As our nation becomes more disconnected from the military, it is obvious that stories and TV coverage about the MIA situation often lack credibility, because fewer people understand what death in combat is like — never mind historical combat. They do not know how bodies go missing on the battlefield; how aircraft from wars in different eras result in different types of crashes. And how in-country geographic conditions can vary, making it impossible to say that a piece of ground penetrating equipment that works in one area will do likewise in another.
And when field teams are armed with poorly prepared case data, as can exist in WWII cases, the results can be costly on several levels. Finding a former enemy’s remains does not lead to closure for a family back in the states, and JPAC ends up eating the cost of a very time intensive excavation.

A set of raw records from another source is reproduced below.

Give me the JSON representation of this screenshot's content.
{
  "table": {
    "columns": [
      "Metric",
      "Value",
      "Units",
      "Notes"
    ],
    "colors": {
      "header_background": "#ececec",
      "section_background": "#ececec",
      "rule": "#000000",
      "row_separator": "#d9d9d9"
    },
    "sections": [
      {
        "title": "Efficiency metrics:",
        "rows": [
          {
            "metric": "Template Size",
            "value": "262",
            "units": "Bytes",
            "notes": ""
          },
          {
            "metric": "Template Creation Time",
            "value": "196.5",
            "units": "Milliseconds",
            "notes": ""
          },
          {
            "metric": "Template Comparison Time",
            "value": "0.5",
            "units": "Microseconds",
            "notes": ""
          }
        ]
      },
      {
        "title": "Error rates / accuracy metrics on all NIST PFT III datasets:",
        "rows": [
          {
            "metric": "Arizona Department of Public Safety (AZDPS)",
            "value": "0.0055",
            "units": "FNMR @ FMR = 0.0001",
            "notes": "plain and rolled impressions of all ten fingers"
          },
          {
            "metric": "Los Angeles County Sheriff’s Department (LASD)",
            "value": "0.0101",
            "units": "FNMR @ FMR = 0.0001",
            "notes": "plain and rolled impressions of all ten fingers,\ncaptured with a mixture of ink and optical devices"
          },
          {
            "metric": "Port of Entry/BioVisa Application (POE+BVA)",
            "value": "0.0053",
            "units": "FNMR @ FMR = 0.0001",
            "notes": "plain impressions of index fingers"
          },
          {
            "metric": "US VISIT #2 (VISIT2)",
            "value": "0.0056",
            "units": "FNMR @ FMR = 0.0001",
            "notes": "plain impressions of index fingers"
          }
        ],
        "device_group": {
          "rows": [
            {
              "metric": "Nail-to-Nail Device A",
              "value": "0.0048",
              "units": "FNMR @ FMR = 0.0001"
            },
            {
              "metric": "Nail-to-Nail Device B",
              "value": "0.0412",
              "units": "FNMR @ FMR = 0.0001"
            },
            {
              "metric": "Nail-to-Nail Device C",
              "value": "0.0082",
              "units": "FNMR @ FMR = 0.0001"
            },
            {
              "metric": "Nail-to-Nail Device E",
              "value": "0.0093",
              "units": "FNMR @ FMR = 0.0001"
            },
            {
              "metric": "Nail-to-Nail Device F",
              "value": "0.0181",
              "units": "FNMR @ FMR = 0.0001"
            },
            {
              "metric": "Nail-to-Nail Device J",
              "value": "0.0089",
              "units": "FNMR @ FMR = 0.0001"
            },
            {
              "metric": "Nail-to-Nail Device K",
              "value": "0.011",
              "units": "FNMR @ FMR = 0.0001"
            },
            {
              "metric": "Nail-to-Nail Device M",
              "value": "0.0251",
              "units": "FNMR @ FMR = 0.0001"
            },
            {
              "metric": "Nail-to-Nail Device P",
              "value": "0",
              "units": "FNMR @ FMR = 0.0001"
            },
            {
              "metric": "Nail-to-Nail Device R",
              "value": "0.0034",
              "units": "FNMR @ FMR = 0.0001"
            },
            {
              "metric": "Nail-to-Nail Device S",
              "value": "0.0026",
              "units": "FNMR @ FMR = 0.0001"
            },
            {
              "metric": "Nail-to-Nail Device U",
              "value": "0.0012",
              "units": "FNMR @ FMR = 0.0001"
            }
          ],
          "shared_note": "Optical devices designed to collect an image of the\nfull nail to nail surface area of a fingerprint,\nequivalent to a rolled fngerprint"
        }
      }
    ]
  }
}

The need for solutions oriented software may finally find its way to the accounting community — in my opinion this will be a key element in any plan.
MAKING GOOD CHOICES
Although Lumpkin has not been involved in the global MIA effort, his credentials are impressive, especially as they apply to his military career. Lumpkin spent time in Iraq, Afghanistan, Horn of Africa and the Philippines. He also held top leadership positions throughout his distinguished SEAL career.
I am confident that Lumpkin will come up with a solid, realistic plan. Where it goes from there remains to be seen.
There are so many moving parts to this huge undertaking that placing emphasis in the right area will be difficult but not impossible. Above all, we have the greatest military in the world, and with proper support and budget, they are well-positioned to take care of their own. I hope Hagel and Lumpkin agree.
We all want the same thing — to bring home our MIAs from former battlefields. It is what America does, and we don’t give up.